Specialist Lending - February 2017  

What advisers should know before recommending buy-to-let

This article is part of
The state of the UK's buy-to-let market

What advisers should know before recommending buy-to-let

Advisers who are approached by their clients about building up a buy-to-let portfolio will want to be armed with as much up-to-date information on both the client’s circumstances and the state of the market in the UK.

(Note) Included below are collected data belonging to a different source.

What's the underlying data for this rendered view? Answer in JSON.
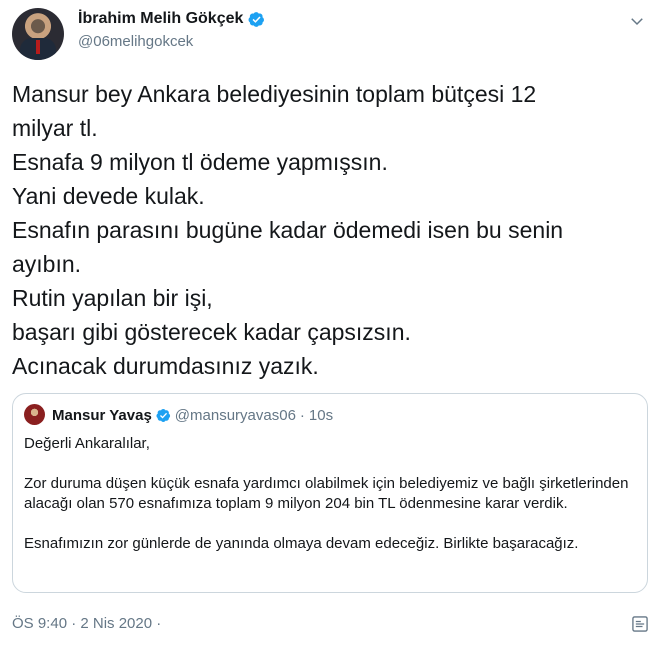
{
  "author": {
    "display_name": "İbrahim Melih Gökçek",
    "handle": "@06melihgokcek"
  },
  "tweet_lines": [
    "Mansur bey Ankara belediyesinin toplam bütçesi 12",
    "milyar tl.",
    "Esnafa 9 milyon tl ödeme yapmışsın.",
    "Yani devede kulak.",
    "Esnafın parasını bugüne kadar ödemedi isen bu senin",
    "ayıbın.",
    "Rutin yapılan bir işi,",
    "başarı gibi gösterecek kadar çapsızsın.",
    "Acınacak durumdasınız yazık."
  ],
  "quoted": {
    "display_name": "Mansur Yavaş",
    "handle": "@mansuryavas06",
    "separator": "·",
    "time": "10s",
    "paragraphs": [
      "Değerli Ankaralılar,",
      "Zor duruma düşen küçük esnafa yardımcı olabilmek için belediyemiz ve bağlı şirketlerinden alacağı olan 570 esnafımıza toplam 9 milyon 204 bin TL ödenmesine karar verdik.",
      "Esnafımızın zor günlerde de yanında olmaya devam edeceğiz. Birlikte başaracağız."
    ]
  },
  "timestamp": "ÖS 9:40 · 2 Nis 2020 ·",
  "colors": {
    "text": "#14171a",
    "secondary": "#657786",
    "verified": "#1da1f2",
    "border": "#ccd6dd"
  },
  "icons": {
    "verified": "verified-badge-icon",
    "chevron": "chevron-down-icon",
    "analytics": "analytics-icon"
  }
}
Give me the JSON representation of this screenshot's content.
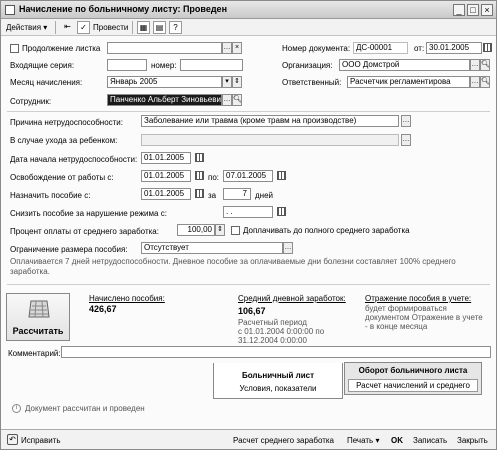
{
  "window": {
    "title": "Начисление по больничному листу: Проведен"
  },
  "toolbar": {
    "actions": "Действия",
    "post": "Провести"
  },
  "left": {
    "continuation": "Продолжение листка",
    "series_label": "Входящие серия:",
    "number_label": "номер:",
    "month_label": "Месяц начисления:",
    "month_value": "Январь 2005",
    "employee_label": "Сотрудник:",
    "employee_value": "Панченко Альберт Зиновьевич"
  },
  "right": {
    "doc_number_label": "Номер документа:",
    "doc_number_value": "ДС-00001",
    "from_label": "от:",
    "from_value": "30.01.2005",
    "org_label": "Организация:",
    "org_value": "ООО Домстрой",
    "resp_label": "Ответственный:",
    "resp_value": "Расчетчик регламентирова"
  },
  "details": {
    "reason_label": "Причина нетрудоспособности:",
    "reason_value": "Заболевание или травма (кроме травм на производстве)",
    "child_label": "В случае ухода за ребенком:",
    "start_label": "Дата начала нетрудоспособности:",
    "start_value": "01.01.2005",
    "release_label": "Освобождение от работы с:",
    "release_from": "01.01.2005",
    "release_to_label": "по:",
    "release_to": "07.01.2005",
    "assign_label": "Назначить пособие с:",
    "assign_from": "01.01.2005",
    "assign_for_label": "за",
    "assign_days": "7",
    "days_label": "дней",
    "reduce_label": "Снизить пособие за нарушение режима с:",
    "reduce_value": ". .",
    "percent_label": "Процент оплаты от среднего заработка:",
    "percent_value": "100,00",
    "topup_label": "Доплачивать до полного среднего заработка",
    "limit_label": "Ограничение размера пособия:",
    "limit_value": "Отсутствует",
    "note": "Оплачивается 7 дней нетрудоспособности. Дневное пособие за оплачиваемые дни болезни составляет 100% среднего заработка."
  },
  "results": {
    "calc_button": "Рассчитать",
    "accrued_label": "Начислено пособия:",
    "accrued_value": "426,67",
    "avg_label": "Средний дневной заработок:",
    "avg_value": "106,67",
    "period_1": "Расчетный период",
    "period_2": "с 01.01.2004 0:00:00 по",
    "period_3": "31.12.2004 0:00:00",
    "reflect_label": "Отражение пособия в учете:",
    "reflect_1": "будет формироваться",
    "reflect_2": "документом Отражение в учете",
    "reflect_3": "- в конце месяца"
  },
  "comment_label": "Комментарий:",
  "tabs": [
    {
      "title": "Больничный лист",
      "sub": "Условия, показатели"
    },
    {
      "title": "Оборот больничного листа",
      "sub": "Расчет начислений и среднего"
    }
  ],
  "status": "Документ рассчитан и проведен",
  "bottom": {
    "fix": "Исправить",
    "avg_calc": "Расчет среднего заработка",
    "print": "Печать",
    "ok": "OK",
    "write": "Записать",
    "close": "Закрыть"
  }
}
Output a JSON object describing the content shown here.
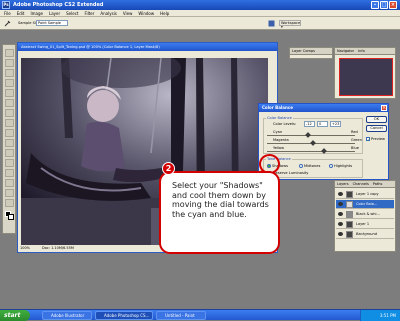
{
  "app_title": "Adobe Photoshop CS2 Extended",
  "menu": [
    "File",
    "Edit",
    "Image",
    "Layer",
    "Select",
    "Filter",
    "Analysis",
    "View",
    "Window",
    "Help"
  ],
  "options": {
    "sample_size_label": "Sample Size:",
    "sample_size_value": "Point Sample",
    "workspace_label": "Workspace ▾"
  },
  "document": {
    "title": "Abstract Swing_01_Split_Toning.psd @ 100% (Color Balance 1, Layer Mask/8)",
    "zoom": "100%",
    "doc_size": "Doc: 1.10M/6.55M"
  },
  "dialog": {
    "title": "Color Balance",
    "section_color_balance": "Color Balance",
    "color_levels_label": "Color Levels:",
    "levels": [
      "-12",
      "0",
      "+23"
    ],
    "sliders": [
      {
        "left": "Cyan",
        "right": "Red",
        "position": 0.44
      },
      {
        "left": "Magenta",
        "right": "Green",
        "position": 0.5
      },
      {
        "left": "Yellow",
        "right": "Blue",
        "position": 0.62
      }
    ],
    "section_tone_balance": "Tone Balance",
    "tones": [
      "Shadows",
      "Midtones",
      "Highlights"
    ],
    "selected_tone": "Shadows",
    "preserve_luminosity": "Preserve Luminosity",
    "buttons": {
      "ok": "OK",
      "cancel": "Cancel",
      "preview": "Preview"
    }
  },
  "callout": {
    "number": "2",
    "text": "Select your \"Shadows\" and cool them down by moving the dial towards the cyan and blue."
  },
  "panels": {
    "top_tabs": [
      "Navigator",
      "Info"
    ],
    "mid_tabs": [
      "Layer Comps"
    ],
    "layers_tabs": [
      "Layers",
      "Channels",
      "Paths"
    ],
    "layers": [
      "Layer 1 copy",
      "Color Bala...",
      "Black & whi...",
      "Layer 1",
      "Background"
    ]
  },
  "taskbar": {
    "start": "start",
    "tasks": [
      "Adobe Illustrator",
      "Adobe Photoshop CS...",
      "Untitled - Paint"
    ],
    "time": "3:51 PM"
  },
  "colors": {
    "callout_border": "#d40000",
    "xp_blue": "#2458d0"
  }
}
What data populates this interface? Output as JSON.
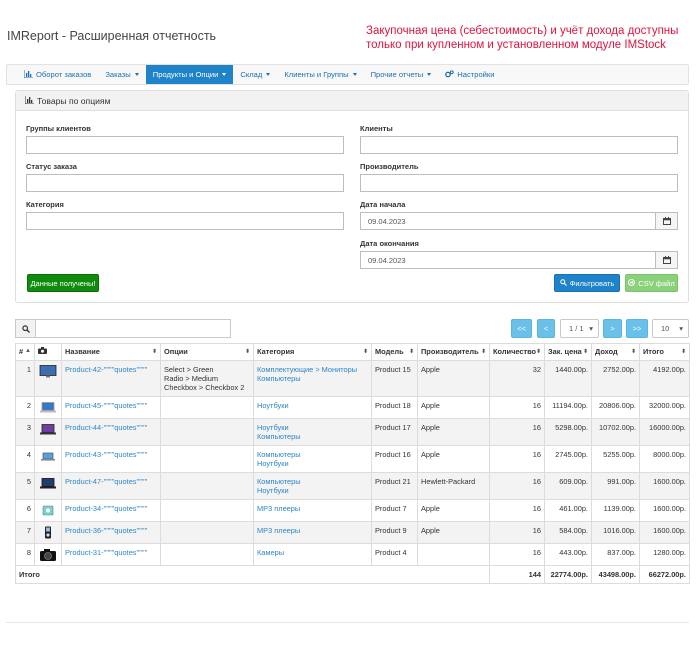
{
  "app_title": "IMReport - Расширенная отчетность",
  "notice": [
    "Закупочная цена (себестоимость) и учёт дохода доступны",
    "только при купленном и установленном модуле IMStock"
  ],
  "nav": [
    {
      "label": "Оборот заказов",
      "icon": "bar-chart-icon",
      "dropdown": false,
      "active": false
    },
    {
      "label": "Заказы",
      "dropdown": true,
      "active": false
    },
    {
      "label": "Продукты и Опции",
      "dropdown": true,
      "active": true
    },
    {
      "label": "Склад",
      "dropdown": true,
      "active": false
    },
    {
      "label": "Клиенты и Группы",
      "dropdown": true,
      "active": false
    },
    {
      "label": "Прочие отчеты",
      "dropdown": true,
      "active": false
    },
    {
      "label": "Настройки",
      "icon": "gears-icon",
      "dropdown": false,
      "active": false
    }
  ],
  "panel": {
    "title": "Товары по опциям",
    "customer_groups_label": "Группы клиентов",
    "customers_label": "Клиенты",
    "order_status_label": "Статус заказа",
    "manufacturer_label": "Производитель",
    "category_label": "Категория",
    "date_start_label": "Дата начала",
    "date_start_value": "09.04.2023",
    "date_end_label": "Дата окончания",
    "date_end_value": "09.04.2023",
    "status_button": "Данные получены!",
    "filter_button": "Фильтровать",
    "csv_button": "CSV файл"
  },
  "pager": {
    "first": "<<",
    "prev": "<",
    "page": "1 / 1",
    "next": ">",
    "last": ">>",
    "per_page": "10"
  },
  "table": {
    "headers": [
      "#",
      "",
      "Название",
      "Опции",
      "Категория",
      "Модель",
      "Производитель",
      "Количество",
      "Зак. цена",
      "Доход",
      "Итого"
    ],
    "rows": [
      {
        "n": "1",
        "image": "monitor",
        "name": "Product-42-\"'\"'\"quotes\"'\"'\"",
        "options": "Select > Green\nRadio > Medium\nCheckbox > Checkbox 2",
        "category": "Комплектующие > Мониторы\nКомпьютеры",
        "model": "Product 15",
        "manufacturer": "Apple",
        "qty": "32",
        "cost": "1440.00р.",
        "income": "2752.00р.",
        "total": "4192.00р."
      },
      {
        "n": "2",
        "image": "laptop-silver",
        "name": "Product-45-\"'\"'\"quotes\"'\"'\"",
        "options": "",
        "category": "Ноутбуки",
        "model": "Product 18",
        "manufacturer": "Apple",
        "qty": "16",
        "cost": "11194.00р.",
        "income": "20806.00р.",
        "total": "32000.00р."
      },
      {
        "n": "3",
        "image": "laptop-black",
        "name": "Product-44-\"'\"'\"quotes\"'\"'\"",
        "options": "",
        "category": "Ноутбуки\nКомпьютеры",
        "model": "Product 17",
        "manufacturer": "Apple",
        "qty": "16",
        "cost": "5298.00р.",
        "income": "10702.00р.",
        "total": "16000.00р."
      },
      {
        "n": "4",
        "image": "laptop-thin",
        "name": "Product-43-\"'\"'\"quotes\"'\"'\"",
        "options": "",
        "category": "Компьютеры\nНоутбуки",
        "model": "Product 16",
        "manufacturer": "Apple",
        "qty": "16",
        "cost": "2745.00р.",
        "income": "5255.00р.",
        "total": "8000.00р."
      },
      {
        "n": "5",
        "image": "laptop-dark",
        "name": "Product-47-\"'\"'\"quotes\"'\"'\"",
        "options": "",
        "category": "Компьютеры\nНоутбуки",
        "model": "Product 21",
        "manufacturer": "Hewlett-Packard",
        "qty": "16",
        "cost": "609.00р.",
        "income": "991.00р.",
        "total": "1600.00р."
      },
      {
        "n": "6",
        "image": "mp3-player",
        "name": "Product-34-\"'\"'\"quotes\"'\"'\"",
        "options": "",
        "category": "MP3 плееры",
        "model": "Product 7",
        "manufacturer": "Apple",
        "qty": "16",
        "cost": "461.00р.",
        "income": "1139.00р.",
        "total": "1600.00р."
      },
      {
        "n": "7",
        "image": "ipod",
        "name": "Product-36-\"'\"'\"quotes\"'\"'\"",
        "options": "",
        "category": "MP3 плееры",
        "model": "Product 9",
        "manufacturer": "Apple",
        "qty": "16",
        "cost": "584.00р.",
        "income": "1016.00р.",
        "total": "1600.00р."
      },
      {
        "n": "8",
        "image": "camera",
        "name": "Product-31-\"'\"'\"quotes\"'\"'\"",
        "options": "",
        "category": "Камеры",
        "model": "Product 4",
        "manufacturer": "",
        "qty": "16",
        "cost": "443.00р.",
        "income": "837.00р.",
        "total": "1280.00р."
      }
    ],
    "footer": {
      "label": "Итого",
      "qty": "144",
      "cost": "22774.00р.",
      "income": "43498.00р.",
      "total": "66272.00р."
    }
  }
}
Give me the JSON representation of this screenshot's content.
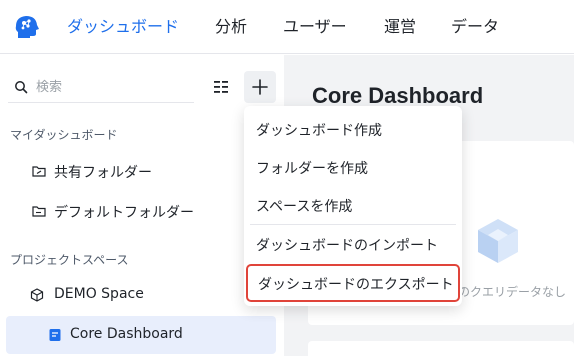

In a market such as this, which is changing all the time, it is vital to keep on top of any new policy, regulation or tax guidelines – now more so than ever.

What should advisers know before recommending buy-to-let?

Advisers need to have a thorough understanding of their customers’ circumstances and financial affairs, particularly whether they are a higher or lower rate tax payer – and if they are a lower rate payer, whether the income from a buy-to-let property could push them into the higher rate bracket,” says John Phillips, group operations director for Spicer Haart and Just Mortgages.

He recommends that potential landlords also get tax advice from a qualified accountant before buying their property.

“In addition to this of course, advisers need to know the market and their products,” Mr Phillips notes. “With criteria changing all the time and getting much more stringent in many cases, advisers need to know which lenders need evidence of income as well as being able to get the rental returns.

"This means they can ensure if their client does want to go ahead with a buy-to-let property, they stand the most chance of being able to get the mortgage they need.”

Assessing suitability

Advisers will need to ask clients a number of questions and clients should come prepared with the answers when discussing the possibility of establishing a buy-to-let portfolio.

Matthew Bird, independent financial planner at Seer Green Financial Planning, encourages advisers to gain full knowledge of a client’s situation to assess the suitability of a buy-to-let investment. 

He suggests the following four questions will help them establish whether buy-to-let investing is suited to their client:

  • How exposed are they to buy-to-let already?
  • Do they have diversified savings in other asset classes?
  • What is their attitude to risk?
  • What are their long-term financial goals?

Clearly, there is a level of risk involved with any type of investment and while investing in property is typically able to provide a steady stream of income, potential buy-to-let investors should be made aware of any pitfalls.

As Mr Bird points out, property can be an illiquid asset.

“If you need to raise capital fast, a property sale can be expensive and time consuming so is only suitable for a long-term investment,” he explains.

“Also, buying property gives you a lack of diversity as it puts a lot of eggs in one basket. You could access a property fund via an Isa or pension, offering you far more liquidity and diversification plus any capital gains or income would be paid tax free.”

Keeping up with changes

With a number of changes already taking place within the buy-to-let market and more due this year, advisers should be aware of how these will affect the advice they offer to clients already investing in buy-to-let, or considering doing so.